Cell Wall Real Life Example
Some everyday examples that illustrate the importance of plant cell walls include:
- Wood: The thick, lignified secondary walls of xylem cells provide the strength and rigidity that make wood a valuable structural material for construction, furniture, and paper production.
- Fruits and vegetables: The primary walls of parenchyma cells in fruits and vegetables determine their texture, crispness, and digestibility. Pectin content and cross-linking affect fruit ripening and softening.
- Cotton and linen: The cellulose-rich fibers of cotton seeds and flax stems are harvested to make textiles like clothing, towels, and bedding. The length and strength of the fibers depend on cell wall properties.
- Biofuels: The cell walls of grasses and woody plants are a major source of lignocellulosic biomass for renewable biofuel production. Efficient degradation of cell walls into fermentable sugars is a key challenge.
- Food additives: Cell wall polysaccharides like pectin, carrageenan, and xanthan gum are used as gelling agents, thickeners, and stabilizers in processed foods. They are extracted from plant, algal, and bacterial sources.
- Dietary fiber: The insoluble fiber in whole grains, nuts, and vegetables largely comes from cell walls that are resistant to human digestive enzymes. Fiber promotes gut health and reduces risk of chronic diseases.
References:
Ezquer, I., Salameh, I., Colombo, L., & Kalaitzis, P. (2020).

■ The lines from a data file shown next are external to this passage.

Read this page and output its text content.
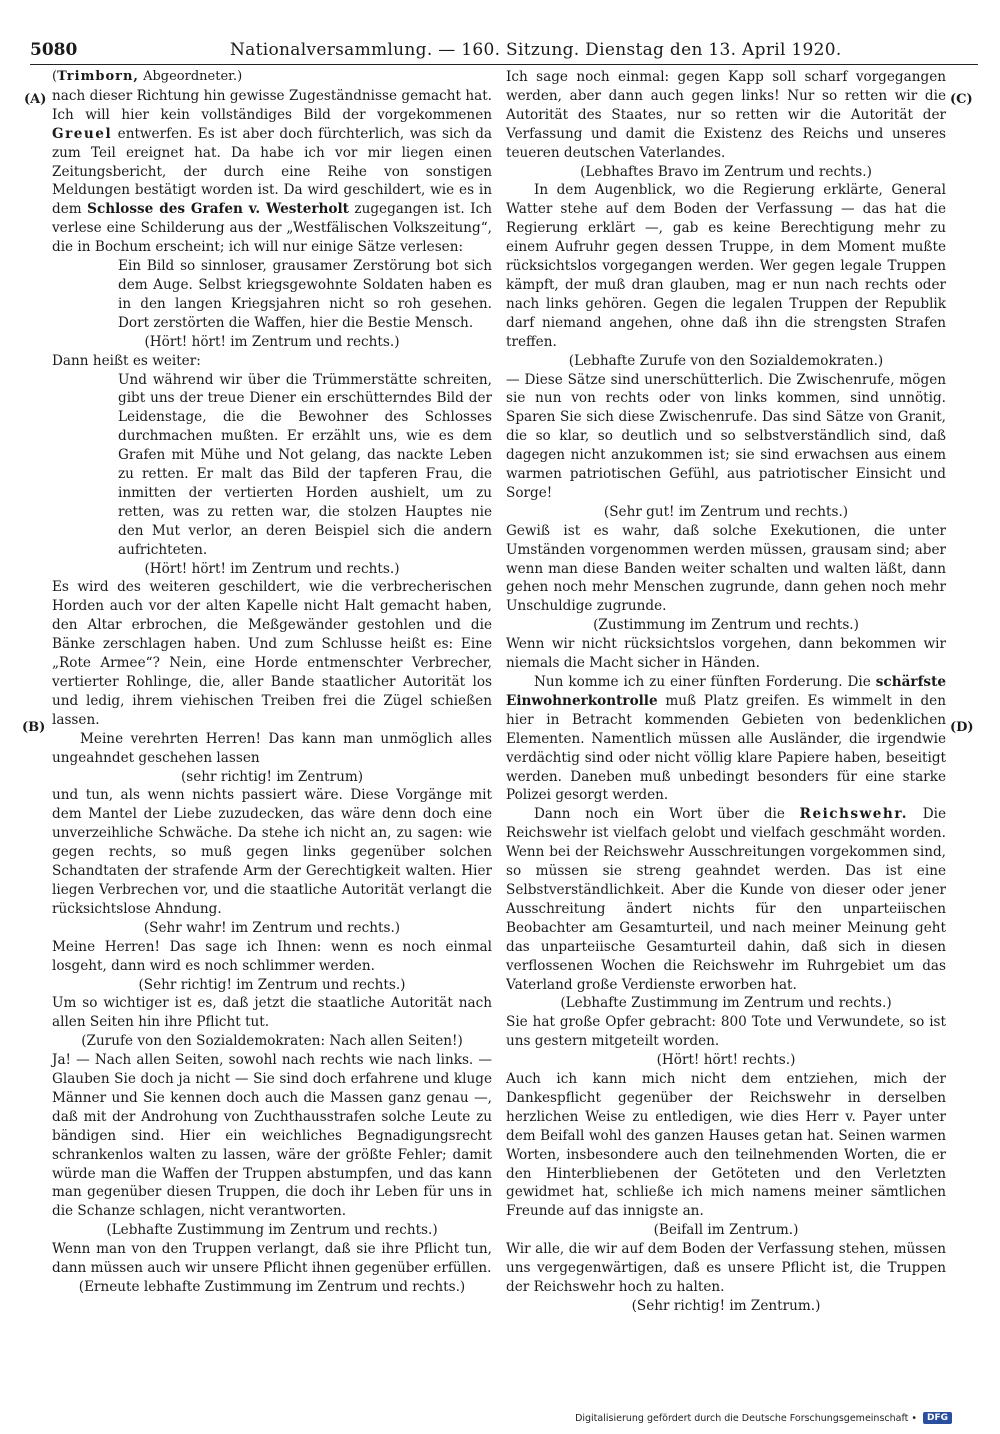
5080	Nationalversammlung. — 160. Sitzung. Dienstag den 13. April 1920.
(A)
(B)
(C)
(D)

(Trimborn, Abgeordneter.)

nach dieser Richtung hin gewisse Zugeständnisse gemacht hat. Ich will hier kein vollständiges Bild der vorgekommenen Greuel entwerfen. Es ist aber doch fürchterlich, was sich da zum Teil ereignet hat. Da habe ich vor mir liegen einen Zeitungsbericht, der durch eine Reihe von sonstigen Meldungen bestätigt worden ist. Da wird geschildert, wie es in dem Schlosse des Grafen v. Westerholt zugegangen ist. Ich verlese eine Schilderung aus der „Westfälischen Volkszeitung“, die in Bochum erscheint; ich will nur einige Sätze verlesen:

Ein Bild so sinnloser, grausamer Zerstörung bot sich dem Auge. Selbst kriegsgewohnte Soldaten haben es in den langen Kriegsjahren nicht so roh gesehen. Dort zerstörten die Waffen, hier die Bestie Mensch.

(Hört! hört! im Zentrum und rechts.)

Dann heißt es weiter:

Und während wir über die Trümmerstätte schreiten, gibt uns der treue Diener ein erschütterndes Bild der Leidenstage, die die Bewohner des Schlosses durchmachen mußten. Er erzählt uns, wie es dem Grafen mit Mühe und Not gelang, das nackte Leben zu retten. Er malt das Bild der tapferen Frau, die inmitten der vertierten Horden aushielt, um zu retten, was zu retten war, die stolzen Hauptes nie den Mut verlor, an deren Beispiel sich die andern aufrichteten.

(Hört! hört! im Zentrum und rechts.)

Es wird des weiteren geschildert, wie die verbrecherischen Horden auch vor der alten Kapelle nicht Halt gemacht haben, den Altar erbrochen, die Meßgewänder gestohlen und die Bänke zerschlagen haben. Und zum Schlusse heißt es: Eine „Rote Armee“? Nein, eine Horde entmenschter Verbrecher, vertierter Rohlinge, die, aller Bande staatlicher Autorität los und ledig, ihrem viehischen Treiben frei die Zügel schießen lassen.

Meine verehrten Herren! Das kann man unmöglich alles ungeahndet geschehen lassen

(sehr richtig! im Zentrum)

und tun, als wenn nichts passiert wäre. Diese Vorgänge mit dem Mantel der Liebe zuzudecken, das wäre denn doch eine unverzeihliche Schwäche. Da stehe ich nicht an, zu sagen: wie gegen rechts, so muß gegen links gegenüber solchen Schandtaten der strafende Arm der Gerechtigkeit walten. Hier liegen Verbrechen vor, und die staatliche Autorität verlangt die rücksichtslose Ahndung.

(Sehr wahr! im Zentrum und rechts.)

Meine Herren! Das sage ich Ihnen: wenn es noch einmal losgeht, dann wird es noch schlimmer werden.

(Sehr richtig! im Zentrum und rechts.)

Um so wichtiger ist es, daß jetzt die staatliche Autorität nach allen Seiten hin ihre Pflicht tut.

(Zurufe von den Sozialdemokraten: Nach allen Seiten!)

Ja! — Nach allen Seiten, sowohl nach rechts wie nach links. — Glauben Sie doch ja nicht — Sie sind doch erfahrene und kluge Männer und Sie kennen doch auch die Massen ganz genau —, daß mit der Androhung von Zuchthausstrafen solche Leute zu bändigen sind. Hier ein weichliches Begnadigungsrecht schrankenlos walten zu lassen, wäre der größte Fehler; damit würde man die Waffen der Truppen abstumpfen, und das kann man gegenüber diesen Truppen, die doch ihr Leben für uns in die Schanze schlagen, nicht verantworten.

(Lebhafte Zustimmung im Zentrum und rechts.)

Wenn man von den Truppen verlangt, daß sie ihre Pflicht tun, dann müssen auch wir unsere Pflicht ihnen gegenüber erfüllen.

(Erneute lebhafte Zustimmung im Zentrum und rechts.)

Ich sage noch einmal: gegen Kapp soll scharf vorgegangen werden, aber dann auch gegen links! Nur so retten wir die Autorität des Staates, nur so retten wir die Autorität der Verfassung und damit die Existenz des Reichs und unseres teueren deutschen Vaterlandes.

(Lebhaftes Bravo im Zentrum und rechts.)

In dem Augenblick, wo die Regierung erklärte, General Watter stehe auf dem Boden der Verfassung — das hat die Regierung erklärt —, gab es keine Berechtigung mehr zu einem Aufruhr gegen dessen Truppe, in dem Moment mußte rücksichtslos vorgegangen werden. Wer gegen legale Truppen kämpft, der muß dran glauben, mag er nun nach rechts oder nach links gehören. Gegen die legalen Truppen der Republik darf niemand angehen, ohne daß ihn die strengsten Strafen treffen.

(Lebhafte Zurufe von den Sozialdemokraten.)

— Diese Sätze sind unerschütterlich. Die Zwischenrufe, mögen sie nun von rechts oder von links kommen, sind unnötig. Sparen Sie sich diese Zwischenrufe. Das sind Sätze von Granit, die so klar, so deutlich und so selbstverständlich sind, daß dagegen nicht anzukommen ist; sie sind erwachsen aus einem warmen patriotischen Gefühl, aus patriotischer Einsicht und Sorge!

(Sehr gut! im Zentrum und rechts.)

Gewiß ist es wahr, daß solche Exekutionen, die unter Umständen vorgenommen werden müssen, grausam sind; aber wenn man diese Banden weiter schalten und walten läßt, dann gehen noch mehr Menschen zugrunde, dann gehen noch mehr Unschuldige zugrunde.

(Zustimmung im Zentrum und rechts.)

Wenn wir nicht rücksichtslos vorgehen, dann bekommen wir niemals die Macht sicher in Händen.

Nun komme ich zu einer fünften Forderung. Die schärfste Einwohnerkontrolle muß Platz greifen. Es wimmelt in den hier in Betracht kommenden Gebieten von bedenklichen Elementen. Namentlich müssen alle Ausländer, die irgendwie verdächtig sind oder nicht völlig klare Papiere haben, beseitigt werden. Daneben muß unbedingt besonders für eine starke Polizei gesorgt werden.

Dann noch ein Wort über die Reichswehr. Die Reichswehr ist vielfach gelobt und vielfach geschmäht worden. Wenn bei der Reichswehr Ausschreitungen vorgekommen sind, so müssen sie streng geahndet werden. Das ist eine Selbstverständlichkeit. Aber die Kunde von dieser oder jener Ausschreitung ändert nichts für den unparteiischen Beobachter am Gesamturteil, und nach meiner Meinung geht das unparteiische Gesamturteil dahin, daß sich in diesen verflossenen Wochen die Reichswehr im Ruhrgebiet um das Vaterland große Verdienste erworben hat.

(Lebhafte Zustimmung im Zentrum und rechts.)

Sie hat große Opfer gebracht: 800 Tote und Verwundete, so ist uns gestern mitgeteilt worden.

(Hört! hört! rechts.)

Auch ich kann mich nicht dem entziehen, mich der Dankespflicht gegenüber der Reichswehr in derselben herzlichen Weise zu entledigen, wie dies Herr v. Payer unter dem Beifall wohl des ganzen Hauses getan hat. Seinen warmen Worten, insbesondere auch den teilnehmenden Worten, die er den Hinterbliebenen der Getöteten und den Verletzten gewidmet hat, schließe ich mich namens meiner sämtlichen Freunde auf das innigste an.

(Beifall im Zentrum.)

Wir alle, die wir auf dem Boden der Verfassung stehen, müssen uns vergegenwärtigen, daß es unsere Pflicht ist, die Truppen der Reichswehr hoch zu halten.

(Sehr richtig! im Zentrum.)

Digitalisierung gefördert durch die Deutsche Forschungsgemeinschaft •	DFG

Plant cell walls tackling climate change: Biotechnological strategies to improve crop adaptations and photosynthesis in response to global warming. Plants, 9(2), 212.
Alberts, B., Johnson, A., Lewis, J., Raff, M., Roberts, K., & Walter, P. (2007). Molecular biology of the cell.
Pogorelko, G., Lionetti, V., Bellincampi, D., & Zabotina, O. (2013). Cell wall integrity: targeted post-synthetic modifications to reveal its role in plant growth and defense against pathogens. Plant Signaling & Behavior, 8(9), e25435.
Zhong, R., Cui, D., & Ye, Z. H. (2019). Secondary cell wall biosynthesis. New Phytologist, 221(4), 1703-1723.